Pengantin China/The Straits Times
Rancangan undang-undang (RUU) tengah disusun pemerintah China untuk mempermudah pasangan mendaftarkan pernikahan dan mempersulit pengajuan cerai.
Kementerian Urusan Sipil merancang RUU tersebut guna membangun masyarakat China yang ramah keluarga.
Kebijakan ini diharapkan dapar mendorong pasangan muda untuk menikah dan memiliki anak setelah populasi China turun selama dua tahun berturut-turut.
RUU baru akan menghapus pembatasan regional untuk pernikahan. Di mana pada undang-undang sebelumnya mewajibkan pernikahan harus ditangani di lokasi pendaftaran pasangan tersebut.
Untuk perceraian akan dipersulit pengenaan masa tenggang selama 30 hari, di mana, jika salah satu pihak tidak bersedia bercerai, mereka dapat menarik permohonan, mengakhiri proses pendaftaran perceraian.
Menurut seorang profesor di Institut Studi Kependudukan dan Pembangunan di Universitas Xi’an Jiaotong, Jiang Quanbao menilai RUU itu akan meningkatkan stabilitas sosial dan berkontribusi para penguatan pernikahan.
"Peraturan tersebut bertujuan untuk mempromosikan pentingnya pernikahan dan keluarga, mengurangi perceraian impulsif, menegakkan stabilitas sosial, dan lebih melindungi hak-hak sah para pihak yang terlibat," ujarnya, seperti dimuat Reuters pada Kamis (15/8).
Kendati demikian kebijakan pengetatan perceraian juga menuai cemoohan dari netizen China dan ramai menjadi topik utama di internet.
“Menikah itu mudah, tetapi bercerai itu sulit.
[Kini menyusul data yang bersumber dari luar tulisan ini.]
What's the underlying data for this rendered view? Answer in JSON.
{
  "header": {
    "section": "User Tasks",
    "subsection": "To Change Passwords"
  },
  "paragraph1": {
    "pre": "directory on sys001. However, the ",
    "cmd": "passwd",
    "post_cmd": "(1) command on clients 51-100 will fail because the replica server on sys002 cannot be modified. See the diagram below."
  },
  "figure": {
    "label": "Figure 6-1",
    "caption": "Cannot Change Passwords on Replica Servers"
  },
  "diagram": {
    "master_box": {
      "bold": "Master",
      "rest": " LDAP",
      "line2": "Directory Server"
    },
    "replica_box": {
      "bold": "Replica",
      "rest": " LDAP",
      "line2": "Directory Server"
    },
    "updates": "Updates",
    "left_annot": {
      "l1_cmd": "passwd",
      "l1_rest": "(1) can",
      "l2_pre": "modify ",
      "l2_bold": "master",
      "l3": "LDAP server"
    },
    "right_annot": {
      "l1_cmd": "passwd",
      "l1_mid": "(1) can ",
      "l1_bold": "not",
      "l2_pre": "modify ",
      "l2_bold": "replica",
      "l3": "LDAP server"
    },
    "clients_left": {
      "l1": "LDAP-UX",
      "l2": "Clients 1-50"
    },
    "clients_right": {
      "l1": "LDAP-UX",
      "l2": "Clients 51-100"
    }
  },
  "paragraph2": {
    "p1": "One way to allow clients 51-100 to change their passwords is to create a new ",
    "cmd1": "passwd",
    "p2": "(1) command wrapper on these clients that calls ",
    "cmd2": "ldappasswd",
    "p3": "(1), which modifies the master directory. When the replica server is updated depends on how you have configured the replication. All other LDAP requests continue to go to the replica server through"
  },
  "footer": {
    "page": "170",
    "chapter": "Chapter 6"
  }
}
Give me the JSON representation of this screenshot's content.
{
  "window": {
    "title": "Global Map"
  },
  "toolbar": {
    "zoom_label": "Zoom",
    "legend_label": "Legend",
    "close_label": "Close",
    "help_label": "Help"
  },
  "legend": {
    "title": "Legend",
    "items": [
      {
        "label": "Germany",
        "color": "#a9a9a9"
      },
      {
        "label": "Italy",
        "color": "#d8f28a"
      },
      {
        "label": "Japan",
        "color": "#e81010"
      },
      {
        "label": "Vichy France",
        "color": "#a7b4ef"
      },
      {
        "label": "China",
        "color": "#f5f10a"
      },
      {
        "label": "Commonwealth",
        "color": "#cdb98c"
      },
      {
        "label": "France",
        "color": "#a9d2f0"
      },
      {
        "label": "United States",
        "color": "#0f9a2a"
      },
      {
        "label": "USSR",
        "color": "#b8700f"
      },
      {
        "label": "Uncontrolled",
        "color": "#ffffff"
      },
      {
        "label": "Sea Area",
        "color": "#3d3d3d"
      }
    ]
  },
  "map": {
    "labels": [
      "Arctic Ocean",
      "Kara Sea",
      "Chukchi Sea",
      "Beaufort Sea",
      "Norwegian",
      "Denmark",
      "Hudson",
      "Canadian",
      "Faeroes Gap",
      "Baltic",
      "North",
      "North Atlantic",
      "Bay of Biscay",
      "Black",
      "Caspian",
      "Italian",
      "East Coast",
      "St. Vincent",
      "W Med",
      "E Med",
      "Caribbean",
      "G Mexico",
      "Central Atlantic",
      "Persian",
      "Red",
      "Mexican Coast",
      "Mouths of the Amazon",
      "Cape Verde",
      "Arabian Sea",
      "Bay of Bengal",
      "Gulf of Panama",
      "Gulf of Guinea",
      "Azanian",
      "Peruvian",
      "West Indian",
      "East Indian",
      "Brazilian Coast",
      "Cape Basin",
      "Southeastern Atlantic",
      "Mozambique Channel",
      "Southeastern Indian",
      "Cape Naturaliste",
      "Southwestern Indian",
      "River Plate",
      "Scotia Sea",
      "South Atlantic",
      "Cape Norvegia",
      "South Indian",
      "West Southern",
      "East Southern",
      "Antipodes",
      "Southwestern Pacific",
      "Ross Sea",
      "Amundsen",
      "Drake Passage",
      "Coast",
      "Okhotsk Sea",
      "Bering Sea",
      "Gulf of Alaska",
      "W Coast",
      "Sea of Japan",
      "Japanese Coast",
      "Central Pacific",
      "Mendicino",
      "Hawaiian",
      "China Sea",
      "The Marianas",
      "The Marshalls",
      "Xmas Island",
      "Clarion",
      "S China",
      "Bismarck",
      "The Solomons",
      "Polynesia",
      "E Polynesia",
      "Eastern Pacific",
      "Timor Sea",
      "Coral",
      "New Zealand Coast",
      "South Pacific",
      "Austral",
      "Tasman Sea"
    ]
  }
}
Sungguh aturan yang bodoh,” tulis seorang netizen di platform media sosial China Weibo, yang menarik puluhan ribu like.
Menurut data resmi, jumlah pasangan China yang menikah pada paruh pertama tahun ini turun 498.000 dari tahun sebelumnya menjadi 3,43 juta, terendah sejak 2013, karena lebih banyak anak muda menunda pernikahan.
Pernikahan biasanya dipandang sebagai prasyarat untuk memiliki anak karena kebijakan yang tersebar luas, termasuk yang mengharuskan orang tua untuk menunjukkan surat nikah untuk mendaftarkan bayi dan menerima tunjangan.
Banyak anak muda China memilih untuk tetap melajang atau menunda pernikahan karena khawatir akan keamanan kerja dan prospek masa depan mereka karena pertumbuhan di negara dengan prekonomian terbesar di dunia itu melambat.